Anyway, the group discussion pretty much derailed the meeting from its loosely outlined schedule, and the break and the Drupal discussion fell by the wayside.  We gained focus again in the last half hour, with presentations from the library’s fundraising and marketing people.  Which says something about the library’s desperate financial state, if the fundraising and marketing people were coming to talk to a bunch of bloggers about ways that we could help pull our library system out of the financial pit of despair.

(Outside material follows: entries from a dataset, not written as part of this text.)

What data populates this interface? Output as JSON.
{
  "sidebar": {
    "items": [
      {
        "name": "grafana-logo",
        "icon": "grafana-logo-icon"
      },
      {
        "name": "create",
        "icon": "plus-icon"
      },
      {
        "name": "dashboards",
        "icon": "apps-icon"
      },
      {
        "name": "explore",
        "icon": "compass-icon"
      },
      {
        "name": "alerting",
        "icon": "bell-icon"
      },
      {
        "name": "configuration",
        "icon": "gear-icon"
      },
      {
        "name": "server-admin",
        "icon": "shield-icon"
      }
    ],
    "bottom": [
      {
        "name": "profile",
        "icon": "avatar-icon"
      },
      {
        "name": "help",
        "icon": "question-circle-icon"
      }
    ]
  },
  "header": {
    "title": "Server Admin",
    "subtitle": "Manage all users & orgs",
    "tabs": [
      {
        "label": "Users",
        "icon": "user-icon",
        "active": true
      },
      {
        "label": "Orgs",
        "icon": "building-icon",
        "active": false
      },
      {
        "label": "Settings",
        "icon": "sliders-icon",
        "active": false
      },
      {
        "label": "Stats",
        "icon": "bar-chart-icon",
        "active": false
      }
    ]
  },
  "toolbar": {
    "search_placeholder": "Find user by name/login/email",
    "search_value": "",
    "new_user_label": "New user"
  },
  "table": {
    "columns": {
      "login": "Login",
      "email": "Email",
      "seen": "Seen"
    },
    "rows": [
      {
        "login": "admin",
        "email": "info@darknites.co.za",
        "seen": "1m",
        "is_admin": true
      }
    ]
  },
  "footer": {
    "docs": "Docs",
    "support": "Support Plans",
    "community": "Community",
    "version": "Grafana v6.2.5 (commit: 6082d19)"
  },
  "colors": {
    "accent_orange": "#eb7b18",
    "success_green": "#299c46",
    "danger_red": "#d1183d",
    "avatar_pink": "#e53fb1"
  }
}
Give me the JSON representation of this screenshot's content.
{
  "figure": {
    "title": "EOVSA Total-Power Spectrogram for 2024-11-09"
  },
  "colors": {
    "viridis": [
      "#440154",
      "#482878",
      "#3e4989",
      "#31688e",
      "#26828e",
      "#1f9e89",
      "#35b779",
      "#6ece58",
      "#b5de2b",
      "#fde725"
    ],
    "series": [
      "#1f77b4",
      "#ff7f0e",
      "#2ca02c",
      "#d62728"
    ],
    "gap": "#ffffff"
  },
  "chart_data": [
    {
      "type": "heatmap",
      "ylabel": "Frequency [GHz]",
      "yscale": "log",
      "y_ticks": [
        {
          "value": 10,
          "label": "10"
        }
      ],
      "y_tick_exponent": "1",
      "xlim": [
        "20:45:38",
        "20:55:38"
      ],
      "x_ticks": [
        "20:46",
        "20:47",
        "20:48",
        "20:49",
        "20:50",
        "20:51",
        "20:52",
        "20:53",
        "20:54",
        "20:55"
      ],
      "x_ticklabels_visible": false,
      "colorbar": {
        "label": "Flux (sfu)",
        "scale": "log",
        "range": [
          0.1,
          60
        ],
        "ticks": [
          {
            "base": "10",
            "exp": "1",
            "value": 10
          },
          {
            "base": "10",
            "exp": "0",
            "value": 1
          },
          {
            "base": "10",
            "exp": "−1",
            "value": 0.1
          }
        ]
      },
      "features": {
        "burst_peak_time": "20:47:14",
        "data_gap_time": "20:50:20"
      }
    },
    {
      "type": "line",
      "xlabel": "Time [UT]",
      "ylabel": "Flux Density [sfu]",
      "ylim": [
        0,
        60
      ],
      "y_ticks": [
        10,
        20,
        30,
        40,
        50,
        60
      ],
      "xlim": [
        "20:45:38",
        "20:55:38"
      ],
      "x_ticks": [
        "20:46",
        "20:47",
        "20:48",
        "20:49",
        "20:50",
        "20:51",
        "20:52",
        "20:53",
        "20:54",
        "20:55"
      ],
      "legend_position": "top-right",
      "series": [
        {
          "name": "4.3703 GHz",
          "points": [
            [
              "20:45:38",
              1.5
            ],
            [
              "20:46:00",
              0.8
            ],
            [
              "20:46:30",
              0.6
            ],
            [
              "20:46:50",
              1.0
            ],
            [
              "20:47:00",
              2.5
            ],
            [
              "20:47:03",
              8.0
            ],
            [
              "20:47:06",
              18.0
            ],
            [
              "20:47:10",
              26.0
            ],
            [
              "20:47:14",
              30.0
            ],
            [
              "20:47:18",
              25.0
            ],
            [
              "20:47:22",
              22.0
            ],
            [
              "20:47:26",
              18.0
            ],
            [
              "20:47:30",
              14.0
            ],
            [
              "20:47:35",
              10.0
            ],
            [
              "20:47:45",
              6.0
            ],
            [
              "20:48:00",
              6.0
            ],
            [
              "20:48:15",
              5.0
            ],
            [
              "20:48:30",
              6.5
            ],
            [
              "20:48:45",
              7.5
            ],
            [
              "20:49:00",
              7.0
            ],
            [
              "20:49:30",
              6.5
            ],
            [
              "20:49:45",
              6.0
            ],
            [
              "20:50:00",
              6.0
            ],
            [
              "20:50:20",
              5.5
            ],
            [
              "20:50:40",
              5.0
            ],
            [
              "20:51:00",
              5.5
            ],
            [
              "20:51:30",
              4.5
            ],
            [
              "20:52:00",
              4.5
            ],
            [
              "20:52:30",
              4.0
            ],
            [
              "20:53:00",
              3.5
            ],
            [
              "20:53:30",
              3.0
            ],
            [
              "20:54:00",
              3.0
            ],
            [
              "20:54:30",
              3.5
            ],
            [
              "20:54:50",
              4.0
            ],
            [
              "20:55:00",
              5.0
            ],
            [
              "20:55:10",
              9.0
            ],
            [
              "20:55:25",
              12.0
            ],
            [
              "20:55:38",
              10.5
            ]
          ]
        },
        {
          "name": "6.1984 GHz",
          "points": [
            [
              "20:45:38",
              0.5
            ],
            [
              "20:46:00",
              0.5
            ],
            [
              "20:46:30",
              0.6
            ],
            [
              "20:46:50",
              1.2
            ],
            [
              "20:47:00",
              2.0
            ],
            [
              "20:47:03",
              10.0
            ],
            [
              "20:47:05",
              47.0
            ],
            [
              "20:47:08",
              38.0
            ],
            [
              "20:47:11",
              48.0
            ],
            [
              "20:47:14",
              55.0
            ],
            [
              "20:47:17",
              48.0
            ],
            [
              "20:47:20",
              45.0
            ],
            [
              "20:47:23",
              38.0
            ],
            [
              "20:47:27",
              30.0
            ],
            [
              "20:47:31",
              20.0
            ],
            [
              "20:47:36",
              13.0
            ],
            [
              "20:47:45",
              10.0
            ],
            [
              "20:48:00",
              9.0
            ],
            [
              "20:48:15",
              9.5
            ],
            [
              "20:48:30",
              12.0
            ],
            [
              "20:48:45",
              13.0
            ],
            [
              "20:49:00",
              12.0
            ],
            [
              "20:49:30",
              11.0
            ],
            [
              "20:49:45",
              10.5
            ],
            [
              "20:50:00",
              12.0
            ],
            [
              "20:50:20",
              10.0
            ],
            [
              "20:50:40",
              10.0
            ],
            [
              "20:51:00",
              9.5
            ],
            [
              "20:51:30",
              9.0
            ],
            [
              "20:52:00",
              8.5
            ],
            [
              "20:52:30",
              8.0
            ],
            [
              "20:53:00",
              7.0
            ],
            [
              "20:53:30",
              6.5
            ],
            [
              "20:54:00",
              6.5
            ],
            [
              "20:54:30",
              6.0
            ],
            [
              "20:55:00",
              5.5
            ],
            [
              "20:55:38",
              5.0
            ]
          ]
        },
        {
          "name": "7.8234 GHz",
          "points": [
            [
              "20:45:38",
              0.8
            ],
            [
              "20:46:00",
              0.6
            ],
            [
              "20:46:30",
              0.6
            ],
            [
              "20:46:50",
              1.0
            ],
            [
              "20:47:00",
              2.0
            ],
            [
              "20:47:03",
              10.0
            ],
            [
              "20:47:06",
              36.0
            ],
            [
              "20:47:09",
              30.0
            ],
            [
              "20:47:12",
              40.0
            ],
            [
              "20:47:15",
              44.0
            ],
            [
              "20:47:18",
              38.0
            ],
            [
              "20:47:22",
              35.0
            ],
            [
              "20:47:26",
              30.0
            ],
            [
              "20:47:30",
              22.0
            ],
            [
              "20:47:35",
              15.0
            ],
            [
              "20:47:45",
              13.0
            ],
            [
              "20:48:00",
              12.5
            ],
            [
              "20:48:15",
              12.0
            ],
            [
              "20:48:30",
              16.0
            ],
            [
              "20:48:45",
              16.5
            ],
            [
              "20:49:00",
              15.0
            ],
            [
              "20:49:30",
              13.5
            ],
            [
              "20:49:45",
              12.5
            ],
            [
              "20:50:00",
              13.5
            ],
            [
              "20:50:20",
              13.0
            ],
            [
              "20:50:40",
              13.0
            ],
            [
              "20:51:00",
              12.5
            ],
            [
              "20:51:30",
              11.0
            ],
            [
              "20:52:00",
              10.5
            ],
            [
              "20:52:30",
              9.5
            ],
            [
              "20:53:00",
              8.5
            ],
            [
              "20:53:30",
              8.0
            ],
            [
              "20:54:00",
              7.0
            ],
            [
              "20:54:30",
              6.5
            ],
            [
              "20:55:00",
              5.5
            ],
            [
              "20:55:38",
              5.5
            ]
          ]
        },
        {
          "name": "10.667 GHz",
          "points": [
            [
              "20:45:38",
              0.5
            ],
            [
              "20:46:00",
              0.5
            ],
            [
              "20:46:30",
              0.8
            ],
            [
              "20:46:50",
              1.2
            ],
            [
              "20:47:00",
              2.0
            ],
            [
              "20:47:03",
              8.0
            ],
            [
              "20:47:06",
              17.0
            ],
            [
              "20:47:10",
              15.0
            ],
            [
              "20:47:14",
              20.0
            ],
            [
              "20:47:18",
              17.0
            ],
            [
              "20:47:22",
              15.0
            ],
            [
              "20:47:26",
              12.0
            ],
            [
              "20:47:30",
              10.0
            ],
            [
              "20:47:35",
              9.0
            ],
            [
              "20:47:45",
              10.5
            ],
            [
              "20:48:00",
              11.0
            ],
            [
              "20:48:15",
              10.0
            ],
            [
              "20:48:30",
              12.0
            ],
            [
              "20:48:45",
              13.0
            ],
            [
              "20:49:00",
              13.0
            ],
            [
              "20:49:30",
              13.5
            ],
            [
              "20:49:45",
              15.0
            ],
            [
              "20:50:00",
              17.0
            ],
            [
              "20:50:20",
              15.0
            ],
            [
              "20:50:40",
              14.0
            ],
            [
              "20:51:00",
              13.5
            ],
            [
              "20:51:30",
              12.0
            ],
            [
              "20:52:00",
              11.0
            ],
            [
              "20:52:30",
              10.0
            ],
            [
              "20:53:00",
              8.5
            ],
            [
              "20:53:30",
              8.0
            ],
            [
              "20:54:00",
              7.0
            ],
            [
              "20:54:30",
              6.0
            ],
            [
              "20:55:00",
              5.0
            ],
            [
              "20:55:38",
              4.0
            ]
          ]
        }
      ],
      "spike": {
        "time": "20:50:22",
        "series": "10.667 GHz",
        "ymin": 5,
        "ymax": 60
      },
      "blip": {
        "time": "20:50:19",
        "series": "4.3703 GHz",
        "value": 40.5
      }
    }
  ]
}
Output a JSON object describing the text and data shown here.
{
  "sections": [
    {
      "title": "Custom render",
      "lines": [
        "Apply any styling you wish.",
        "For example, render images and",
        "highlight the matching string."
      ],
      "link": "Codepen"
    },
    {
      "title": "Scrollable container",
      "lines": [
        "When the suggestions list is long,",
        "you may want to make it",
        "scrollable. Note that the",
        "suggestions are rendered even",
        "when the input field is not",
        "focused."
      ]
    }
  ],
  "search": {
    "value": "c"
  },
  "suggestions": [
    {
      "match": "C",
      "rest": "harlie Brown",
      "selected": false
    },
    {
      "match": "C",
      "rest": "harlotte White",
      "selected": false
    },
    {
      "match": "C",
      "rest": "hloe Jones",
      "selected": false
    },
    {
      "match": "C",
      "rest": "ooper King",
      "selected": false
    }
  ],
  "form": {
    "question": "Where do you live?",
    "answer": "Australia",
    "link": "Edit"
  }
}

And speaking of finances, on the plus side I learned after the meeting that there is money set aside for materials for our new branch (which MIGHT be completed within a year), and that I’m going to get a call tomorrow morning about what kinds of YA materials I’d like to get for the new collection.  So that will be a nice virtual shopping spree, the last one I’ll probably get to experience for a while.  On the minus side … did I mention before that we were going to get some new pages to replace one or more of the ones who quit?  Well, we’re not.  By which I mean, the positions were advertised, interviews were conducted, and THEN we were told that there wasn’t any money left to spend on these minimum-wage positions.


Anyway, the blogging meeting was nice and helpful in several ways.  At the top of the list for me was the fact that I got to see and talk to some of my fellow bloggers in person, including several who used to read and comment on my staff blog (and who might be lurking here for all I know).  It was nice being in the same room as Shelly and several more of my Dear Readers, just because it happens so rarely.  It was also helpful to be able to share our ideas / complaints / constructive criticism with like-minded people.  It was good to know that our blog posts are liked and followed and tweeted … and it was also good to know that our posts are being VIEWED, even though we have to peek over somebody else’s shoulder to know what those numbers are.  And it was also nice to have a meeting in a lovely location with lovely refreshments that made us feel, ya know, civilized and all.

And then, since I didn’t have to head back to my branch afterwards, I got to do some early Christmas shopping and then swing by the Shake Shack before heading home.  Where the cat stared at me with big eyes until he got samples of my bird dog and double cheeseburger.  He let me keep the french fries for myself.